Литмир - Электронная Библиотека
A
A

Я смотрел и смотрел на холст, а уже рядом плыло и мое детство, хотя оно и было советским, но все же в привычное пространство врывались похожие картины. Такую же шляпу и лапсердак бабушка прятала деду в авоську, по улицам мы шли как обычные люди. Впереди ждал дом, кото­рый дед шепотом называл молельней. Мы двигались туда с тайной и свя­той целью. Здесь дед надевал шляпу и лапсердак, а на мою голову — ермолку. Потом он брал тору, а для меня маленький свиток.

Это был какой-то веселый и древний праздник, и я должен был пля­сать со всеми. Еврейский язык ушел из нашего дома, дедушкины выкрики были мне непонятны, но одно я знал точно: это дед еврей, а я-то давным- давно русский.

— Мне очень нравится, — сказала Светлана Александровна. — Какая чистота и наивность!

Юрий Исаакович сменил холст.

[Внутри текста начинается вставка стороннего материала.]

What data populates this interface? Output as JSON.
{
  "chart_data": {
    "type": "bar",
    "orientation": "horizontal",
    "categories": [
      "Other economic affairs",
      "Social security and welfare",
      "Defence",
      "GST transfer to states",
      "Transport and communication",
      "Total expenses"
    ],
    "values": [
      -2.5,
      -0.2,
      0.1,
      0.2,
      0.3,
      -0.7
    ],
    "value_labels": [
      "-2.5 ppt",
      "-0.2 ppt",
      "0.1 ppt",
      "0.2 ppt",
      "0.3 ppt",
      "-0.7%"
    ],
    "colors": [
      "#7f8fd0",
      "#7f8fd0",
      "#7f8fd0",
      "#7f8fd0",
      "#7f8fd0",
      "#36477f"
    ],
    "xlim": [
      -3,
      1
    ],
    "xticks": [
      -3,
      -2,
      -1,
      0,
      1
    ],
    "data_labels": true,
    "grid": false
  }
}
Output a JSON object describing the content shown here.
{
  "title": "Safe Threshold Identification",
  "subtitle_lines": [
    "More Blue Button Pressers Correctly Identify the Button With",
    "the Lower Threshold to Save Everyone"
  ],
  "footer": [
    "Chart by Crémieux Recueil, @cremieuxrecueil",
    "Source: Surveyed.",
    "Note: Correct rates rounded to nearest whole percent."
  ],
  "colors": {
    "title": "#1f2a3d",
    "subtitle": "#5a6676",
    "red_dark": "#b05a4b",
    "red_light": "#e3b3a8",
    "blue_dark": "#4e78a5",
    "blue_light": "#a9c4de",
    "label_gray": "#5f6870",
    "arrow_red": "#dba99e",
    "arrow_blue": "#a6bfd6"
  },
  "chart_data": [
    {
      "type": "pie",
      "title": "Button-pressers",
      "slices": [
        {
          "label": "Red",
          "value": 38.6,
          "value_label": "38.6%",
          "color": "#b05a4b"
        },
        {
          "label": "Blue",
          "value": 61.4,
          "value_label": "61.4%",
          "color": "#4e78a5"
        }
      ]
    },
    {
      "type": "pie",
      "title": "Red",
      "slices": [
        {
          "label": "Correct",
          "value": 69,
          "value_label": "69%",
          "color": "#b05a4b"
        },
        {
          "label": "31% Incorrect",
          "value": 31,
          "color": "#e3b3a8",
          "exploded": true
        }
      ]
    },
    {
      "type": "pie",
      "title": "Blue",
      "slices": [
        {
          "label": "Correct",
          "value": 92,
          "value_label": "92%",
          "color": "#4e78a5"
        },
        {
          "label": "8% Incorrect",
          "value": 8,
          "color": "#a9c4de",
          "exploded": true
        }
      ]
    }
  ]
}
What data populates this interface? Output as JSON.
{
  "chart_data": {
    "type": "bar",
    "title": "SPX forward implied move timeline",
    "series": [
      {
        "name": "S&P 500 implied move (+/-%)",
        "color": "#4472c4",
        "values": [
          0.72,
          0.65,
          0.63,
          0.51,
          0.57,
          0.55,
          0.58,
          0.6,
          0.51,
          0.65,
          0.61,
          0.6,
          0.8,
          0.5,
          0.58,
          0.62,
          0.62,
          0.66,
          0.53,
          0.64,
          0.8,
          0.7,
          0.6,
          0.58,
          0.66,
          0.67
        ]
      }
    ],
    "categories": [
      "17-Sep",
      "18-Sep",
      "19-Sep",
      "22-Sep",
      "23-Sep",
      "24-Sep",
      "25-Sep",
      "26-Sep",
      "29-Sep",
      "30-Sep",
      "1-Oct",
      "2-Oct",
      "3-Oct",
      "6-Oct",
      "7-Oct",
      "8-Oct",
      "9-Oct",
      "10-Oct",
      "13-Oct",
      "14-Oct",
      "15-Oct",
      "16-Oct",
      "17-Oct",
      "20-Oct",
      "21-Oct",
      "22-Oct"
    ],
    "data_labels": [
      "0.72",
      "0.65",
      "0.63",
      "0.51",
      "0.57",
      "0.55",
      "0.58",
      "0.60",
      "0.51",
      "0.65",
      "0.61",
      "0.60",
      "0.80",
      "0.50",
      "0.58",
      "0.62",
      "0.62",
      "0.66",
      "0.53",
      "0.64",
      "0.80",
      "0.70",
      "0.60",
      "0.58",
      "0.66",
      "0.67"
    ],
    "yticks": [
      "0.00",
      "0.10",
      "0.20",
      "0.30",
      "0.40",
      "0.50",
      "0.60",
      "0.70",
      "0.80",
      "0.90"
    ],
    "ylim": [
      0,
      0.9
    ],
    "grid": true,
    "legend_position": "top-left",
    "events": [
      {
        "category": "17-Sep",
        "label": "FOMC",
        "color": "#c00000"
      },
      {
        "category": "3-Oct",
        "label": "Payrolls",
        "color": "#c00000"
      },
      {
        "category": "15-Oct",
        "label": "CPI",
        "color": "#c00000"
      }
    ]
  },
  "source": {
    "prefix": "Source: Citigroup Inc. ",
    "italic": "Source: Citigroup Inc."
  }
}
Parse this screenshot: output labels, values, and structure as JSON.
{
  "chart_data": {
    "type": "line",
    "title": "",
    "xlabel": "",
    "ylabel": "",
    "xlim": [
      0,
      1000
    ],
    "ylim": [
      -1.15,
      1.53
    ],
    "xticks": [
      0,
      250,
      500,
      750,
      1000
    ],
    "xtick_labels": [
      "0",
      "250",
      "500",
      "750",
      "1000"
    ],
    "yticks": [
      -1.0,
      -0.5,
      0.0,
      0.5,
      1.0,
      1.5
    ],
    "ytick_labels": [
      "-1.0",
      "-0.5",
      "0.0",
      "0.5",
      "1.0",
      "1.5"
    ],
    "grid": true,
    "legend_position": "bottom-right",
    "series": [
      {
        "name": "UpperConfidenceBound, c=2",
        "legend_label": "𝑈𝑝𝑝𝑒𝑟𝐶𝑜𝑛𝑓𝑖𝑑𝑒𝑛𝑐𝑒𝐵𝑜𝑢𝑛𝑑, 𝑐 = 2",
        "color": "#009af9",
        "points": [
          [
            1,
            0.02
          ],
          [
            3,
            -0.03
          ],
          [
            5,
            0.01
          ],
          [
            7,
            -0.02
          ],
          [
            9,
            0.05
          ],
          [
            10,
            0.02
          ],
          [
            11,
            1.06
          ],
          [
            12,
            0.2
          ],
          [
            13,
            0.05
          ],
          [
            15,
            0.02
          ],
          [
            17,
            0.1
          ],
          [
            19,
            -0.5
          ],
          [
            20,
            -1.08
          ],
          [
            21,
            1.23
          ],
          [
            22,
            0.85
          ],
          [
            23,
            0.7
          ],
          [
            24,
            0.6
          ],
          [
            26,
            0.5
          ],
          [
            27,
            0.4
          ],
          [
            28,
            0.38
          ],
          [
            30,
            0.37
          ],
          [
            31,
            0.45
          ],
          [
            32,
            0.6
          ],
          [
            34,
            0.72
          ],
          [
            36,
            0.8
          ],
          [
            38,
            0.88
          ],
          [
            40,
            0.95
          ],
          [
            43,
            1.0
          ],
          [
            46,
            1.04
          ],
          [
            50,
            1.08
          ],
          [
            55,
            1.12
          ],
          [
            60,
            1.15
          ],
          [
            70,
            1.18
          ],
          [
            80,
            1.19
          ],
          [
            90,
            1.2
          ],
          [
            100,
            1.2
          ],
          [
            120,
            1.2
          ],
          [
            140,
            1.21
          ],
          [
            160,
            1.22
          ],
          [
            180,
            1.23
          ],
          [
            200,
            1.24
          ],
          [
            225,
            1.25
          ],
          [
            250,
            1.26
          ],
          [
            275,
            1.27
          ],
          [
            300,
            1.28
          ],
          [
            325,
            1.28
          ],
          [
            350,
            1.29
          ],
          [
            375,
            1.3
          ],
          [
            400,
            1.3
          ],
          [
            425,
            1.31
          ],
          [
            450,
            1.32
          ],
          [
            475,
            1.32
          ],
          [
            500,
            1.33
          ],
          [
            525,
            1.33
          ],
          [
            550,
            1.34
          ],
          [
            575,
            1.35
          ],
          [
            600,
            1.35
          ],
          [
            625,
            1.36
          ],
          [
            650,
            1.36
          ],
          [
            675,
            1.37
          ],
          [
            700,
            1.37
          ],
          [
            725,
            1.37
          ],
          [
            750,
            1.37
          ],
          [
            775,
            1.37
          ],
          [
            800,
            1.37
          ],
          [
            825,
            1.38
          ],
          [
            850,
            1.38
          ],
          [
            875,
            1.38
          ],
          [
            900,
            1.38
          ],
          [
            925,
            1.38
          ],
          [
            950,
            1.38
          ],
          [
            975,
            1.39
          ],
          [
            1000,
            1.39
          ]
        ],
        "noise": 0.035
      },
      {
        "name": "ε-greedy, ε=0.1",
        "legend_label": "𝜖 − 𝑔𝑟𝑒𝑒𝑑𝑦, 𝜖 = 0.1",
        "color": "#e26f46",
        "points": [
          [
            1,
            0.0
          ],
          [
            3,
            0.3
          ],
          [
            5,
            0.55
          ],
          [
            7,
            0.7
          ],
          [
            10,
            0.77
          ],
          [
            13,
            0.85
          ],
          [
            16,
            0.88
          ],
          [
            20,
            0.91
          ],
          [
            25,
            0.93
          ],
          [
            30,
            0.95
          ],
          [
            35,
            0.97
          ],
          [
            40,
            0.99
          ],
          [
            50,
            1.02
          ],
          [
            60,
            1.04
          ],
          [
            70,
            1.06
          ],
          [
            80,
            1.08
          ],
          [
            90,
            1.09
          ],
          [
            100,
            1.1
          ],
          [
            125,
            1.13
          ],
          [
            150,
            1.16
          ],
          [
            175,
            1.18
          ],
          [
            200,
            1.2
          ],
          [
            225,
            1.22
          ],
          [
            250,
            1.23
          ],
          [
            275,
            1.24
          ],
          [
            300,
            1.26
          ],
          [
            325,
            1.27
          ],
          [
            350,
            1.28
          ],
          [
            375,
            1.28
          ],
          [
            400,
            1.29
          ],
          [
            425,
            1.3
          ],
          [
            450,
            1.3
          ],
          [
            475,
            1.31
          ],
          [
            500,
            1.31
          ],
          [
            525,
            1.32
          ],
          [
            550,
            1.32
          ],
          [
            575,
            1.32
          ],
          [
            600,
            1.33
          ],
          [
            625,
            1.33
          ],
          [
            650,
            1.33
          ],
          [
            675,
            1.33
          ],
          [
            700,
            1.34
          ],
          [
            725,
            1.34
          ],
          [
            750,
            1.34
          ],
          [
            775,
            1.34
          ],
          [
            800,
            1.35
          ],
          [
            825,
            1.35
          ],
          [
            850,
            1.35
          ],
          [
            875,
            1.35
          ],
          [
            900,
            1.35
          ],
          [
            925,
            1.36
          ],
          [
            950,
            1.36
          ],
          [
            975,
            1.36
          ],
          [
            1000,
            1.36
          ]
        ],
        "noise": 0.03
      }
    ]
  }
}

Лучи со скрытым от глаз источником света бежали по земле несколькими пучками, вырывали будто бы стираю­щуюся на горизонте башню. Тут все было не так: и улица, и дома, и люди. Что это? Сон? Дальняя дорога? Я чувствую пронзительную печаль. О чем хочет сказать мастер, тревожа свою память, восстанавливая ушедшую в небытие жизнь? И почему прошлое так грустно? Впрочем, я пока только зритель, я о Гальперине ничего не знаю...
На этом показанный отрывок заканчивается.